So, here we are, at the start of a new year. January is a funny old month: New Year resolutions, clearing out and making way for ‘the new’. Countering the greyness with exciting plans for the year ahead – making a bucket list. We also reflect on the year that has just ended -the good bits and the bad. Our reflections are based on our memories, so naturally the big things are well remembered, be they happy or sad times. Little moments can sometimes be mislaid, and as life moves apace, they are shaken down in our memory pile.

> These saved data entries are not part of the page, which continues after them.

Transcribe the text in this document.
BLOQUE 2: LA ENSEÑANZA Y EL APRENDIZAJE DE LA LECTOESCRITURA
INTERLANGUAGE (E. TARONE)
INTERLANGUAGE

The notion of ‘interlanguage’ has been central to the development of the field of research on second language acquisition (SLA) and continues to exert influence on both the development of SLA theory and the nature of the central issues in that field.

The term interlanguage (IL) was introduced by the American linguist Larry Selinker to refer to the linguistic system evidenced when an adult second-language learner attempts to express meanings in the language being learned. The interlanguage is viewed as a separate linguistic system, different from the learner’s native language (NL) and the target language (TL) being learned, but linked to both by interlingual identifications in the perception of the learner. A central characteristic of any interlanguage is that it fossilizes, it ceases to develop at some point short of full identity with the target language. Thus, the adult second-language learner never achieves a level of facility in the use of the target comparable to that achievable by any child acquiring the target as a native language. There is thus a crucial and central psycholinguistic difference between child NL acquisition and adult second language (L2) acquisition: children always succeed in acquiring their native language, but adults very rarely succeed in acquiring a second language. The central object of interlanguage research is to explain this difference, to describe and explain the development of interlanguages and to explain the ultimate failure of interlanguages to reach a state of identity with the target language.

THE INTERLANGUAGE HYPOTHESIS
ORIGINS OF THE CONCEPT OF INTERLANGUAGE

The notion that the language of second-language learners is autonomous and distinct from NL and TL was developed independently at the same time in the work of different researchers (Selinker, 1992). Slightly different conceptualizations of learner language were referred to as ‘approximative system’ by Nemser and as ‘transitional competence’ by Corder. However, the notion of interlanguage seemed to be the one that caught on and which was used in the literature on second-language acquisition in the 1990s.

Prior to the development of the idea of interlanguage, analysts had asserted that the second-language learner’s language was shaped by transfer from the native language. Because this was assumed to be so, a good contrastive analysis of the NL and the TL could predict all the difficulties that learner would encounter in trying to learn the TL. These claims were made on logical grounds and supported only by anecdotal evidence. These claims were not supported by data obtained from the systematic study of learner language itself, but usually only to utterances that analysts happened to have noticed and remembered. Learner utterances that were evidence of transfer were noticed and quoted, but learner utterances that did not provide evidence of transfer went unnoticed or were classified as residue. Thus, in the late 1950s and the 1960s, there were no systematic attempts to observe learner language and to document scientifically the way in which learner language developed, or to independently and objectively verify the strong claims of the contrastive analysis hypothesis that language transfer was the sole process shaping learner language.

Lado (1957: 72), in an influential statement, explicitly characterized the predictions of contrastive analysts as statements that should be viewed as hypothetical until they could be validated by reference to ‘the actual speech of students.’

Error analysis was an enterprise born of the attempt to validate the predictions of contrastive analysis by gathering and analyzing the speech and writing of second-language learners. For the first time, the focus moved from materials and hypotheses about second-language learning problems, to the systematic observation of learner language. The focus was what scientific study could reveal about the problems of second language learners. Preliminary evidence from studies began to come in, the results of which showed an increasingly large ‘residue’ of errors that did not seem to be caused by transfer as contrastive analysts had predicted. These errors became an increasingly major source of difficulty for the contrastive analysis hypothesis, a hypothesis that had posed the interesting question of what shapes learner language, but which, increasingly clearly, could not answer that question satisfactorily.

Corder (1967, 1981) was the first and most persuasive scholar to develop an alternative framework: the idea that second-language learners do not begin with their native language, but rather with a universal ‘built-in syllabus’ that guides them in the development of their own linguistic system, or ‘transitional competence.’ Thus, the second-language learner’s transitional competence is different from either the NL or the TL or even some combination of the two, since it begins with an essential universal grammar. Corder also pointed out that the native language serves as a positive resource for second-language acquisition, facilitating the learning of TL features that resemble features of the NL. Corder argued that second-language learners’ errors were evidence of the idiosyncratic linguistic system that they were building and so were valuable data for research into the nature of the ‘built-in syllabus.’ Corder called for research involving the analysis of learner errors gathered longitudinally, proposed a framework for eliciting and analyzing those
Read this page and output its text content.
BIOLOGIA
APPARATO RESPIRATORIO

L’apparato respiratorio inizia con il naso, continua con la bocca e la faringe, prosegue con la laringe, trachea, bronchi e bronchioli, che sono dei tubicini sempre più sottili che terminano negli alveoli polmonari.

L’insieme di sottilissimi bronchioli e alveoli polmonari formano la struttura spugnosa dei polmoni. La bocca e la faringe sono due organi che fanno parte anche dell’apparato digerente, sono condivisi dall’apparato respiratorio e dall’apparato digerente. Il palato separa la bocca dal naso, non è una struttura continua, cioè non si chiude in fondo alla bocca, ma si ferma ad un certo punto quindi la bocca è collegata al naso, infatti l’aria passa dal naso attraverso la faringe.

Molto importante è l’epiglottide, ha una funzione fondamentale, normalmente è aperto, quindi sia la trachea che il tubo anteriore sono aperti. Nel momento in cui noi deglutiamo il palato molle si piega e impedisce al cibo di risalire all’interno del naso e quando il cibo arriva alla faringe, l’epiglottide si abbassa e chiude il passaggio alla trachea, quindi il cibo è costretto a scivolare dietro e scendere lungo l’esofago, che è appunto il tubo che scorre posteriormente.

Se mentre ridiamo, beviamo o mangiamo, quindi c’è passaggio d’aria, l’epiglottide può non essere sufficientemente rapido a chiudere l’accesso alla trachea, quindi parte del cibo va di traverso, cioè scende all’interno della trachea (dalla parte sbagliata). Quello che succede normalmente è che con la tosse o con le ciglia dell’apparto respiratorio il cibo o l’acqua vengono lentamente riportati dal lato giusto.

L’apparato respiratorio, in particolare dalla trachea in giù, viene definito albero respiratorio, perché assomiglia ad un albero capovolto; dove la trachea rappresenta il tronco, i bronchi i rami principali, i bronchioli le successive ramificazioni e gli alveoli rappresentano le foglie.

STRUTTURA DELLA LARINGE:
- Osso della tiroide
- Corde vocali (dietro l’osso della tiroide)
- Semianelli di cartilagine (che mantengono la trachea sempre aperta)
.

One little moment I had many months ago, was at a birthday party. Amongst all the fun that was going on, people catching up with their relatives etc., a lady was chatting with her grandchildren as they looked through a box of old photographs. They were all laughing, smiling and listening intently as the grandmother told them about the people in the photographs and her memories brought the pictures back to life. Of course, they could have viewed these on a screen, everyone could have watched them at the same time and it would have been lovely. But that intimate moment, with the tangible prints in the hand, would not have occurred. There really is something special about holding an actual photo in your hand.
To me, printed photographs taken today are as priceless as ever. There is a real possibility for chunks of social history to be lost forever, on crashed phones, corrupted hard drives and out-dated storage devices. Treasured photographs, pertinent to our own families and our lives, validate who we are, especially as children. In a fast-moving world, they provide a moment of calm, even as we walk past them in our homes.
So print your ‘special moment’ snaps before they become lost, make family album books, with space for writing information beside them. Keep them safe -they are heirlooms.
Your heirlooms. As far as equine portraits are concerned, special moments continually happen because there is a special bond between a horse and their human friend. Around the yard, on a favourite walk, mucking out, tacking up etc. However these can easily be missed as one is, quite rightly, engrossed in the moment. So, alongside the portraits of your photoshoot, I capture them for you.